Recordação Histórica sobre Votos Oficiais de Pesar por João Sarmento Pimentel


Na sequência do anterior artigo –  neste blogue "Longra Histórico-Literária"  sobre o nosso amigo (e correspondente do autor) ”Senhor Capitão da Torre”, como ao tempo era conhecido nesta região felgueirense e entre amigos como “João da Torre”, acrescentamos algo mais, em relevo à sua importância a nível nacional. Quanto a João Maria Ferreira Sarmento Pimentel, que participou como Cadete na implantação da República em 1910 e já como Capitão restaurou a República em 1919, ao comandar o golpe que derrotou a Monarquia do Norte, no Porto, onde depois também fez parte da tentativa de Fevereiro de 1927, até que teve de se radicar no Brasil, como exilado político.
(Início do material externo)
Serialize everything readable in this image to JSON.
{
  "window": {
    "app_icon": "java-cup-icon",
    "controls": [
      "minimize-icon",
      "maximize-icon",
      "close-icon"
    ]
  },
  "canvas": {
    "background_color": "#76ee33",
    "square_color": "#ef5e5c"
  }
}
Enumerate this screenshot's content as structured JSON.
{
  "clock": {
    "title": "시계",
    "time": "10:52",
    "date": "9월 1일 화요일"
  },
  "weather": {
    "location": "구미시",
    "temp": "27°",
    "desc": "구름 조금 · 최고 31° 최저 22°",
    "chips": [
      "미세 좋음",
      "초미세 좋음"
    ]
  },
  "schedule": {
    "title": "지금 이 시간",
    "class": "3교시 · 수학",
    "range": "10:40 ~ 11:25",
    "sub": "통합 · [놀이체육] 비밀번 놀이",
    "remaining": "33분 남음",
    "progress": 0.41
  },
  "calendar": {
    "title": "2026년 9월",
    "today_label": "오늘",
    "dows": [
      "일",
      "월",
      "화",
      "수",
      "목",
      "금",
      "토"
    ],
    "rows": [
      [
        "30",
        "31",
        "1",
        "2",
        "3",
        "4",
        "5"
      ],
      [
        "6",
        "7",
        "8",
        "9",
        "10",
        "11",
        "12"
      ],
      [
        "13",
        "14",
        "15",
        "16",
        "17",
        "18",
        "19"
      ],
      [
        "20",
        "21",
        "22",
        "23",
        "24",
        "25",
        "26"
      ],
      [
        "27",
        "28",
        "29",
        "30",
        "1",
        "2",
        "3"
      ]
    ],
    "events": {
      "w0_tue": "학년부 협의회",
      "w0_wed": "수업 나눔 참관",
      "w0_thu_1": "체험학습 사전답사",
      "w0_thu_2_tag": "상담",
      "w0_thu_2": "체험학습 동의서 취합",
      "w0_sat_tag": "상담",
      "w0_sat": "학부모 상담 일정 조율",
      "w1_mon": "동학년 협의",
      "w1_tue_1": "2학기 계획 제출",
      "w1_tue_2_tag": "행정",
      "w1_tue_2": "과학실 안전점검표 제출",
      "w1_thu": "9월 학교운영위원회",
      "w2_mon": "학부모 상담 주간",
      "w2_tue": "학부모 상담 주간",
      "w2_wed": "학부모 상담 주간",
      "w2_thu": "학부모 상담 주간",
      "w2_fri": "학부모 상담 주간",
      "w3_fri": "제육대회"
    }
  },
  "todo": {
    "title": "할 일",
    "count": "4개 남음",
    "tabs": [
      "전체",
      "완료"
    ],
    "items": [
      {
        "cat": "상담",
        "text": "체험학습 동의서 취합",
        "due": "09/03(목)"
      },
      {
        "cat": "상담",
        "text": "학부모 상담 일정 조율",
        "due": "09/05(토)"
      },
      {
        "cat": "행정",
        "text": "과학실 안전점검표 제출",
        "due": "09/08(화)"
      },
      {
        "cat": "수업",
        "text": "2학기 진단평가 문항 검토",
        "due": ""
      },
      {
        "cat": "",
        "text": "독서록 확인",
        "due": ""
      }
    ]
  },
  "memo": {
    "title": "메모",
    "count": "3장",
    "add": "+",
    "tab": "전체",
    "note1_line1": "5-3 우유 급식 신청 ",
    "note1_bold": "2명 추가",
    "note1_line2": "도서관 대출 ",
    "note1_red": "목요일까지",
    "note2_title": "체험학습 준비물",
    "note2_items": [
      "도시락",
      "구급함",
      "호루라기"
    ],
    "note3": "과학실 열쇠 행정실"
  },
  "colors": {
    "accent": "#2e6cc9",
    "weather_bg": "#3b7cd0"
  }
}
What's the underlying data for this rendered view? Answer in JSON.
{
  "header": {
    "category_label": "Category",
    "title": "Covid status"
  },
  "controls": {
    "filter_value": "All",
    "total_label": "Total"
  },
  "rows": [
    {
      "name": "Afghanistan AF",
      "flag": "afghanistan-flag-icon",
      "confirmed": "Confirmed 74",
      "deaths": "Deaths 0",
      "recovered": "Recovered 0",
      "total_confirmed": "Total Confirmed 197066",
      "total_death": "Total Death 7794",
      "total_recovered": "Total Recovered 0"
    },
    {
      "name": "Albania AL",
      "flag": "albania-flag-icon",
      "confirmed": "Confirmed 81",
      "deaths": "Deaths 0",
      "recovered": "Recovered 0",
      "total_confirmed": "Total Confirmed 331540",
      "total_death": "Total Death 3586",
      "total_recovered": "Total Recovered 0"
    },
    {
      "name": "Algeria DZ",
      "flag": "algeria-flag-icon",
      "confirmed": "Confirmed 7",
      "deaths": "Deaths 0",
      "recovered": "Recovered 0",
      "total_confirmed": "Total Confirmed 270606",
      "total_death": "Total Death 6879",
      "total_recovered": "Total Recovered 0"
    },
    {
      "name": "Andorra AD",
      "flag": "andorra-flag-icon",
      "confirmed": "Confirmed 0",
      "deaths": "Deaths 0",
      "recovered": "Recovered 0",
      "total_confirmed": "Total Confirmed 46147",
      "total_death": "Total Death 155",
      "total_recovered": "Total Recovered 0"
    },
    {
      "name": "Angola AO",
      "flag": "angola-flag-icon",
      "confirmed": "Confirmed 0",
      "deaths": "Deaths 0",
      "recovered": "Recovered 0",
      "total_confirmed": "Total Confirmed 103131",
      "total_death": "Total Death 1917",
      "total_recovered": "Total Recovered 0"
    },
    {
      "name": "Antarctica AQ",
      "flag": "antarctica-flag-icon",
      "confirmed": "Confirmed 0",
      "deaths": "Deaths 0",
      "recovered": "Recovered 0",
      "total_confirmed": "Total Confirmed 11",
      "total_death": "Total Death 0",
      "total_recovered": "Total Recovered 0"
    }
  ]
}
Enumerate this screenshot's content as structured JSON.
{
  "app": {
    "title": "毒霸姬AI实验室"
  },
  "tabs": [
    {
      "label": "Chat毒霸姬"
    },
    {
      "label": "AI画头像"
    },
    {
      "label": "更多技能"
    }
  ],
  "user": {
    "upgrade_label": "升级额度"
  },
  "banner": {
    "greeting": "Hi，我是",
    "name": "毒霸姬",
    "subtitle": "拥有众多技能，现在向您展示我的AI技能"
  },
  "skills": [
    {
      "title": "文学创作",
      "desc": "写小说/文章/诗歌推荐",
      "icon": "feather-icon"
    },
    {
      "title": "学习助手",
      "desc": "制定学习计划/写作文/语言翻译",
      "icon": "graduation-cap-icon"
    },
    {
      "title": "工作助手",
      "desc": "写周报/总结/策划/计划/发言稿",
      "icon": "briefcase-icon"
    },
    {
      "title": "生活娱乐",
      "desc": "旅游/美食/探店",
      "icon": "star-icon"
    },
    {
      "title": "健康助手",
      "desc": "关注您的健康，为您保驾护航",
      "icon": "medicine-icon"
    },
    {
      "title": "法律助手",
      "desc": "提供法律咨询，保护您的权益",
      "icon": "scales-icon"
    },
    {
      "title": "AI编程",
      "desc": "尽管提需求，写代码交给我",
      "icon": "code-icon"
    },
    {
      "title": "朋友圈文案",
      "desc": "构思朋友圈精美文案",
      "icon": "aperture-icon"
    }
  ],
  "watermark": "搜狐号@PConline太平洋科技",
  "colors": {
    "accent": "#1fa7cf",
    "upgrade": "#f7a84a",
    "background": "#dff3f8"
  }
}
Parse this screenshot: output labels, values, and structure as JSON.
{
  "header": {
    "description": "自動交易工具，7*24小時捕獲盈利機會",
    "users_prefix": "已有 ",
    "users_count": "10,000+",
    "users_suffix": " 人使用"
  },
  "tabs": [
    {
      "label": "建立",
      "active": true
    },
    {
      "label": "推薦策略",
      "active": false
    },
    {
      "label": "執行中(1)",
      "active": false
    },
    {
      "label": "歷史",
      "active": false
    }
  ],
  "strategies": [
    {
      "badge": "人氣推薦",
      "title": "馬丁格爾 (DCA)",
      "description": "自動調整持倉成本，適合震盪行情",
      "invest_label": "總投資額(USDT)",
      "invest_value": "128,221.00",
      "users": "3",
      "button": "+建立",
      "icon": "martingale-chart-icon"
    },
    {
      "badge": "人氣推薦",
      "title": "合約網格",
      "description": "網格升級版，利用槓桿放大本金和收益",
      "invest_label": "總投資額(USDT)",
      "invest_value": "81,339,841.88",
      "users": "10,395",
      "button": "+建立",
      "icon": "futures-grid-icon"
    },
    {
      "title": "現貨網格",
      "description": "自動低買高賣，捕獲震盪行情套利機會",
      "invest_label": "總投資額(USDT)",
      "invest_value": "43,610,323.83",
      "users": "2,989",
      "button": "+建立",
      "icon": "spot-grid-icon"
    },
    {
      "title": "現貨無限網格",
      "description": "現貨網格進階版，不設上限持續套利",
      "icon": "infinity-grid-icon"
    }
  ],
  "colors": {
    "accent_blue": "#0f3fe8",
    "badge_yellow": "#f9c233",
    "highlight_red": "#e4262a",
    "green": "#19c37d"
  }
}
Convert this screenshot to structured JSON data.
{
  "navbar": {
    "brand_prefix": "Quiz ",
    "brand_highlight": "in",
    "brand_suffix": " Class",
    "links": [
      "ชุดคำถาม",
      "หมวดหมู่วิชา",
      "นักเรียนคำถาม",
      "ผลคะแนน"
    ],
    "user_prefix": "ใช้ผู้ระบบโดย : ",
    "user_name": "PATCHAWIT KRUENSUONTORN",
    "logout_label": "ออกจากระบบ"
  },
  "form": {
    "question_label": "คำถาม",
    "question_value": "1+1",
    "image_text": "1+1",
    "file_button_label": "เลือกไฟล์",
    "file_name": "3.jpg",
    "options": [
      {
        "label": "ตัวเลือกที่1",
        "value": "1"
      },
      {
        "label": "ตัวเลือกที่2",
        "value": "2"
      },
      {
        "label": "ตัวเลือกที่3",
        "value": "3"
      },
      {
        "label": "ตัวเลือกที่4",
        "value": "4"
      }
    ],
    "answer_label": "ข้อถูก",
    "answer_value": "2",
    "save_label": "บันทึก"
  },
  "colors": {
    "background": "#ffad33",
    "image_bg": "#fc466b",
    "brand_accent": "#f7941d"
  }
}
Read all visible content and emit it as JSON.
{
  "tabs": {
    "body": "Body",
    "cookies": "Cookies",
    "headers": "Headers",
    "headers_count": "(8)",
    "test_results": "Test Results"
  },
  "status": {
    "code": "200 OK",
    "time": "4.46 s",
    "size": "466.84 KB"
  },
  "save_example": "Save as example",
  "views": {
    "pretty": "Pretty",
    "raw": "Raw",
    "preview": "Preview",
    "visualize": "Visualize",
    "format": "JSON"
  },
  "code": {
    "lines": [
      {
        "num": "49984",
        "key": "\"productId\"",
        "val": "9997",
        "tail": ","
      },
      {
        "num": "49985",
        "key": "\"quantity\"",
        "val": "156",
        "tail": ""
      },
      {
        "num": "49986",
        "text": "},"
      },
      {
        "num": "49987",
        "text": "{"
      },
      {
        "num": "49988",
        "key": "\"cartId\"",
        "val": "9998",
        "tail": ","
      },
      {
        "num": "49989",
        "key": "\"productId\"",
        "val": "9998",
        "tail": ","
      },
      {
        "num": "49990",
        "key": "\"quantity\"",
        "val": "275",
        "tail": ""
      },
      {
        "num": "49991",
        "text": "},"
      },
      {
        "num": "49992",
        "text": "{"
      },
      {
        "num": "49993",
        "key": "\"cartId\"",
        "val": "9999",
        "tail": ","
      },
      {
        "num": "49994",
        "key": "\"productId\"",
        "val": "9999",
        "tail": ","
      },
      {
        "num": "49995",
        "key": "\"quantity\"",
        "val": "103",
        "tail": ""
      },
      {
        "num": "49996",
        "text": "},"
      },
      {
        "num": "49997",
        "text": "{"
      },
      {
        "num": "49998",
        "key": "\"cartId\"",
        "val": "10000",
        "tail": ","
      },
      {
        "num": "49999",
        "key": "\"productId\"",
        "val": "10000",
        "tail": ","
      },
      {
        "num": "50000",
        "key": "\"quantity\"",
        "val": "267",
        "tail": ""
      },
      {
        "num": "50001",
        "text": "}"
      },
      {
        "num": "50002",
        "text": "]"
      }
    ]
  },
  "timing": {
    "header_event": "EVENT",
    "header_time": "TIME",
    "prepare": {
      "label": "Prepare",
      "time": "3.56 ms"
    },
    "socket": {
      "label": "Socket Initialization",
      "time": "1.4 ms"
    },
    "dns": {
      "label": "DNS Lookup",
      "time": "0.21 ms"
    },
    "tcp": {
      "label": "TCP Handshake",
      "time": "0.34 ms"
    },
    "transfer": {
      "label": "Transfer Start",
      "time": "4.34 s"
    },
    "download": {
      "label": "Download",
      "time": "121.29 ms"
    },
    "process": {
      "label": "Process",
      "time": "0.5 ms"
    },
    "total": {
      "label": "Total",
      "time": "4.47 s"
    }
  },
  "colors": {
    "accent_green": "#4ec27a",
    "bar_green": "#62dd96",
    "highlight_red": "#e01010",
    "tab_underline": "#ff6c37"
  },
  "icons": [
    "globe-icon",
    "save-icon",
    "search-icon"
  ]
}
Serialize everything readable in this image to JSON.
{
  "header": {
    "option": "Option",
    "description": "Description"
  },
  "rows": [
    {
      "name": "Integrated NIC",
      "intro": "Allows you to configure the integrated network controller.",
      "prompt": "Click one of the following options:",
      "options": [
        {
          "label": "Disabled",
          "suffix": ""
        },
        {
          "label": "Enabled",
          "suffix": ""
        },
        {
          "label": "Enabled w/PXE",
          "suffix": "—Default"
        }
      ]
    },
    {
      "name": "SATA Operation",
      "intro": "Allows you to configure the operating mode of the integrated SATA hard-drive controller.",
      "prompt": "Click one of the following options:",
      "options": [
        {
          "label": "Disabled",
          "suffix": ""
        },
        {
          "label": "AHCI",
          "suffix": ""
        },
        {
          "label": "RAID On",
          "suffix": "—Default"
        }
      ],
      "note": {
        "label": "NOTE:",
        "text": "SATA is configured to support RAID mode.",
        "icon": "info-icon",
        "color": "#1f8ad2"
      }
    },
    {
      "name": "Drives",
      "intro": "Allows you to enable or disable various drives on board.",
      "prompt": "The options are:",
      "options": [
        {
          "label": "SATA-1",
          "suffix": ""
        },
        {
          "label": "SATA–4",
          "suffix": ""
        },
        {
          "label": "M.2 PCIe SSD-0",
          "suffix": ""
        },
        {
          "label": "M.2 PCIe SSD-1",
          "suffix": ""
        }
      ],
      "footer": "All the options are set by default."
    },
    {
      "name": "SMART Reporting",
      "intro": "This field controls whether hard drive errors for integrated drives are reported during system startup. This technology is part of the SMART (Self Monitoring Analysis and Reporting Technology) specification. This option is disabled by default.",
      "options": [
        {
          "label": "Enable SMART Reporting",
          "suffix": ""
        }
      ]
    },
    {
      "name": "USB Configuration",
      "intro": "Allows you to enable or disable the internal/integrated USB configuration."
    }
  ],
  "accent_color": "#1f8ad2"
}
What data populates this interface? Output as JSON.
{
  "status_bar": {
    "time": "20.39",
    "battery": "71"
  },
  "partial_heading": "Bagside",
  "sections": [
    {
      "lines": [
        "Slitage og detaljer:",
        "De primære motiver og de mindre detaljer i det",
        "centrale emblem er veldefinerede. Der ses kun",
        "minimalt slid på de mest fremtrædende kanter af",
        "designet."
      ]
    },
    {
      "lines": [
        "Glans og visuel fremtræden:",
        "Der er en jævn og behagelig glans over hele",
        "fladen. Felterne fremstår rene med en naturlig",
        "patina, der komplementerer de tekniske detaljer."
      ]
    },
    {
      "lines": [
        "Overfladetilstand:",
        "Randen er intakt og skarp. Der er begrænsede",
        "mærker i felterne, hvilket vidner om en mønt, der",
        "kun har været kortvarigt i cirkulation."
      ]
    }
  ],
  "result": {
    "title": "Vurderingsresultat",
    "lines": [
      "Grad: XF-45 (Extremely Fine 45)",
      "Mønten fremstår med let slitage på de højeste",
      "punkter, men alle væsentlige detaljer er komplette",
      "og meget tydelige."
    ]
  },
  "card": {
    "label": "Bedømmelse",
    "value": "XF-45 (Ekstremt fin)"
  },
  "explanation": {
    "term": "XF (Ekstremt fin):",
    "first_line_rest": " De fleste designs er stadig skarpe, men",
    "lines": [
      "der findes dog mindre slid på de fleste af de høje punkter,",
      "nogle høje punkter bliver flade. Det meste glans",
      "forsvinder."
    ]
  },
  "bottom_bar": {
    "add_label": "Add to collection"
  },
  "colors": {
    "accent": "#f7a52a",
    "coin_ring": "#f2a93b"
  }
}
Mais tarde, já após o 25 de Abril de 1974, reabilitado como General.

Para o efeito, intercalado com ilustrações de recortes de notícia (do Jornal de Notícias de 15-10-1987). transcreve-se aqui, qual honrosa memória, o que foi publicado no Diário da República em 1987, a 17 de Outubro seguinte:

I Série - Número 11 Sábado, 17 de Outubro de 1987
DIÁRIO da Assembleia da República
V LEGISLATURA 1.ª SESSÃO LEGISLATIVA (1987-1988)
REUNIÃO PLENÁRIA DE 16 DE OUTUBRO DE 1987
Presidente: Exmo. Sr. Vítor Pereira Crespo
Secretários: Exmos. Srs.
Daniel Abílio Ferreira Bastos
José Carlos Pinto Basto da Mota Torres
Cláudio José dos Santos Percheiro
SUMÁRIO
O Sr. Presidente declarou aberta a sessão às 10 horas e 20 minutos.
Antes da ordem do dia. - Deu-se conta dos diplomas entrados na Mesa.
Foi aprovado um voto de pesar, apresentado pelo PS, pelo falecimento do general Sarmento Pimentel, após o que usaram da palavra os Srs. Deputados Sottomayor Cárdia (PS), Pedro Campilho (PSD), Maia Nunes de Almeida (PCP) e Vasco da Gama Fernandes (PRD).

« Srs. Deputados, vai ser lido um voto de pesar pelo falecimento do general Sarmento Pimentel, apresentado ontem na Mesa pelo Grupo Parlamentar do PS.

Foi lido. É o seguinte:

Voto de pesar
Faleceu o general Sarmento Pimentel, figura insigne de cidadão e de lutador indómito na defesa dos valores da liberdade e da democracia em Portugal. Com ele desaparece um dos últimos revolucionários da Rotunda, um homem que, através do seu exemplo de amor à Pátria e à liberdade, marcaria gerações de resistentes à ditadura.
Sarmento Pimentel bater-se-ia na Flandres, integrado no corpo expedicionário português, e enfrentaria com brio e coragem todas as tentativas restauracionistas, defendendo a República de armas na mão.
Depois da instauração da ditadura, participaria ainda na revolução do 3 de Fevereiro, conhecendo depois a amargura de um longo exílio no Brasil, sem nunca ter demonstrado uma hesitação, um desfalecimento, na defesa dos seus ideais de justiça e liberdade. Seria o 25 de Abril libertador que o faria rever a sua pátria e que lhe faria público testemunho do agradecimento dos Portugueses pelo estoicismo e pelo mérito da sua luta de tantos anos.
Sarmento Pimentel seria então promovido a general e, posteriormente, agraciado com a Ordem da Liberdade. Mas Sarmento Pimentel não foi apenas um grande lutador antifascista, foi igualmente o homem de cultura, fundador da Seara Nova e escritor de talento.
Faleceu um grande português cujo exemplo de cidadania e de coragem a Assembleia da República, uma vez mais, sublinha, manifestando aqui o seu sentido pesar à família e prestando o seu preito de homenagem à sua memória.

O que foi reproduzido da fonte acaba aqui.